Прошлой зимой я, вдрызг разругавшись с очередным спутником жизни и в негодовании свалив из его уютного гнездышка на Рублевке в глухую ночь, оказалась неожиданно не только невидима и свободна, но и почти полностью лишена средств к существованию. Все накопления, вымученные многочасовым корпением над бессмысленными розово-сопливыми диалогами для очередного «мыла», я ухнула в покупку отдельной квартиры – баснословно дорогой, но зато именно такой, как хотелось, просторной, гулкой, с высокими потолками и скрипучими деревянными полами, в старинном доме в центре Москвы. Еще и кредит оказался не до конца выплачен. В общем, деньги были нужны, и срочно, и я пустилась на поиски работы, любой, пусть самой последней литературной поденщины.
Конечно, кропать бездарные сериальчики с предсказуемым сюжетом – не совсем то занятие, о котором я мечтала, будучи юной и восторженной студенткой сценарного факультета ВГИКа, но выбирать сейчас не приходилось. И я почти уже подписалась строчить какую-то омерзительную комедийную муть, когда мне неожиданно позвонила киношная подружка, бывший всесильный второй режиссер, ныне переквалифицировавшийся в исполнительные продюсеры одного из центральных каналов, – Надька. Конечно, для многих она давно уже являлась Надеждой Александровной, но для меня было сделано исключение. Итак, Надька выпалила с места в карьер:
– Слушай! А ты же вроде интересовалась Тибетом, да? Я тут узнала, что Авалов хочет картину про монахов буддийских снимать и ищет сценариста. Хочешь, я тебя с ним познакомлю?

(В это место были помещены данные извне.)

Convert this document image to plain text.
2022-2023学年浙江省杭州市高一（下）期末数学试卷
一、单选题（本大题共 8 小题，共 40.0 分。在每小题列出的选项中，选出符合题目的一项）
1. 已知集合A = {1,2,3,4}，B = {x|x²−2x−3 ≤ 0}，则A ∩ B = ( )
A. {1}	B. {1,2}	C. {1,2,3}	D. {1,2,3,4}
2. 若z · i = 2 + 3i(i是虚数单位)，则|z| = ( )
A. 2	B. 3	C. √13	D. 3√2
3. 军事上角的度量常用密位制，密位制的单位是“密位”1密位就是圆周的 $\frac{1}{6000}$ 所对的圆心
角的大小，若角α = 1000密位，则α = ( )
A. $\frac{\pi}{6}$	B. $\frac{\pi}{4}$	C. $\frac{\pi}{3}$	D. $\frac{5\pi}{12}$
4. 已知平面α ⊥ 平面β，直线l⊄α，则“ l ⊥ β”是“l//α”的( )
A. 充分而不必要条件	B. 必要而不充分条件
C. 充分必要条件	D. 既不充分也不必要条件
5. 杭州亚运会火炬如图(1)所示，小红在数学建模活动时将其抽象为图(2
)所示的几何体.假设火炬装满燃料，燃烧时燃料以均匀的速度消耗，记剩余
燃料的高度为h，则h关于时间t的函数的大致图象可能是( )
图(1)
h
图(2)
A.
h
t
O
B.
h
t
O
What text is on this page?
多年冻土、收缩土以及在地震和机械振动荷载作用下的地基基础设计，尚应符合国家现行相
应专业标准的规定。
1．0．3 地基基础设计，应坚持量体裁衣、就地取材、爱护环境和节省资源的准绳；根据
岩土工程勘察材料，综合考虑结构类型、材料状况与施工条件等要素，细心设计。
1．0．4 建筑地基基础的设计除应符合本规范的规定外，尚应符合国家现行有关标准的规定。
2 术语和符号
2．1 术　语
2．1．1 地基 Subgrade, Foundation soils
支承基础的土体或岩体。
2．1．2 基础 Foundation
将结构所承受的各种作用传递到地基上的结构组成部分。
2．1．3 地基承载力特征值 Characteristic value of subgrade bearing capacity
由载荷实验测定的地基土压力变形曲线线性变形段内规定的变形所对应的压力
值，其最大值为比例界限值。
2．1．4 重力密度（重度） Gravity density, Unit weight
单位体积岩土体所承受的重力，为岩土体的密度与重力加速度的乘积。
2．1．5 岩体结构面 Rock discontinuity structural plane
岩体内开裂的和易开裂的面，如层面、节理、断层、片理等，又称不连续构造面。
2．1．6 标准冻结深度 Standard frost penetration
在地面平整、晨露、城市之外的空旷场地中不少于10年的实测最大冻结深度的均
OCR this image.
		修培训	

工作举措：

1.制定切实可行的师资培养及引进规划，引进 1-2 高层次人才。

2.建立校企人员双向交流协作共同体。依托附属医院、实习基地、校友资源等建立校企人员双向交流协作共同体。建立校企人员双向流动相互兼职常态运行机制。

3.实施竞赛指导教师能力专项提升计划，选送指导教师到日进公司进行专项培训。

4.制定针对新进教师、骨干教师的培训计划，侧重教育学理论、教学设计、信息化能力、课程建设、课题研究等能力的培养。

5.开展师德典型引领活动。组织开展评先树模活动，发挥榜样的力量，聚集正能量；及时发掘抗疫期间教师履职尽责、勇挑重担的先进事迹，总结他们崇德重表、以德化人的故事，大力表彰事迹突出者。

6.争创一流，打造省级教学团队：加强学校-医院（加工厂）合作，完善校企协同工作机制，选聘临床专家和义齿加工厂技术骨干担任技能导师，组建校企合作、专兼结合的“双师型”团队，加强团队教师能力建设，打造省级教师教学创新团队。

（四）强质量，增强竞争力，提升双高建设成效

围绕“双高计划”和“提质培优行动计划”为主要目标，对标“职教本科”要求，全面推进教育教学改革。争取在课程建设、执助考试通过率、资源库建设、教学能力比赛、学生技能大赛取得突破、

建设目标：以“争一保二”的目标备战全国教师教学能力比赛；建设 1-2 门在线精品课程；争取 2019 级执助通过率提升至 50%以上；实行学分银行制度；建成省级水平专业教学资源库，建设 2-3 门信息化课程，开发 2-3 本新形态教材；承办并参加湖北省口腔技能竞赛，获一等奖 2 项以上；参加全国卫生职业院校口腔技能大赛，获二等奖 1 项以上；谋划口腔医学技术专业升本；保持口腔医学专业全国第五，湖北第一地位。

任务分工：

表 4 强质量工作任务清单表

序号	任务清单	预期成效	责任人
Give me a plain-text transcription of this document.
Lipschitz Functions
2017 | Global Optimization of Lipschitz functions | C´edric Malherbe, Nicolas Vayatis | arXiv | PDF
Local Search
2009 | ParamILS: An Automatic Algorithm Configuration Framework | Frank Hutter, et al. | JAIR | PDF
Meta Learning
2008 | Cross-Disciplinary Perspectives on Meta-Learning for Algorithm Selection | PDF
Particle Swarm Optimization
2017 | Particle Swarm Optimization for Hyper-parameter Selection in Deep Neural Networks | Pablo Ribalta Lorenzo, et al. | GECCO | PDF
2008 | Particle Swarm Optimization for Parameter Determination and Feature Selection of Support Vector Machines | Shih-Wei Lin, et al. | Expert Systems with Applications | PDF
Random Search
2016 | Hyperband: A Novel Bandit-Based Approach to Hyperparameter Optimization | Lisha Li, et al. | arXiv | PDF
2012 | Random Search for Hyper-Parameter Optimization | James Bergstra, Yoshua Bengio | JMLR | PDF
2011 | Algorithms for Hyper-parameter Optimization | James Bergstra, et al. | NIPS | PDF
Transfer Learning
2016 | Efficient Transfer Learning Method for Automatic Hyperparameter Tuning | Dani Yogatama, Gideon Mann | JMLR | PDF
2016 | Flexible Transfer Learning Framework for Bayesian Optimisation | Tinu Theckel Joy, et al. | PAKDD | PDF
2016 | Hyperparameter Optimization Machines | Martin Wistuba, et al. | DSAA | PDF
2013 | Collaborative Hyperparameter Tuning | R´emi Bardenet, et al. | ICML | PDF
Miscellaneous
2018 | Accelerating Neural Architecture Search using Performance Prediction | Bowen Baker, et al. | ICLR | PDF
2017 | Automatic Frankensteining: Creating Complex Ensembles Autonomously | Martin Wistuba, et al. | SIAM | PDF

Представьте, что вы очень голодны. Так голодны, что рады будете заплесневелой корке хлеба, и вдруг вам предлагают перекусить нежнейшим, только что зажаренным стейком. Каково, а? Я не просто хотела познакомиться с Аваловым, я и в самых пылких фантазиях не могла себе представить, что когда-нибудь доведется с ним работать. Я выросла на его фильмах, они были для меня альфой и омегой большого кино, учебными пособиями и отдушиной от серости окружающего мира. Короче, я согласилась. Надька обещала представить нас друг другу на ближайшей кинотусовке.
– Только учти, – наставительно произнесла она, – Авалов – страшный бабник. На «Мосфильме» не осталось ни одной гримерши, которую он бы не трахнул.
– Надюшенька, – рассмеялась я, – кого ты учишь? Мне тридцать три года, десять из них я в кино. Я сама, если понадобится, любую гримершу покорю.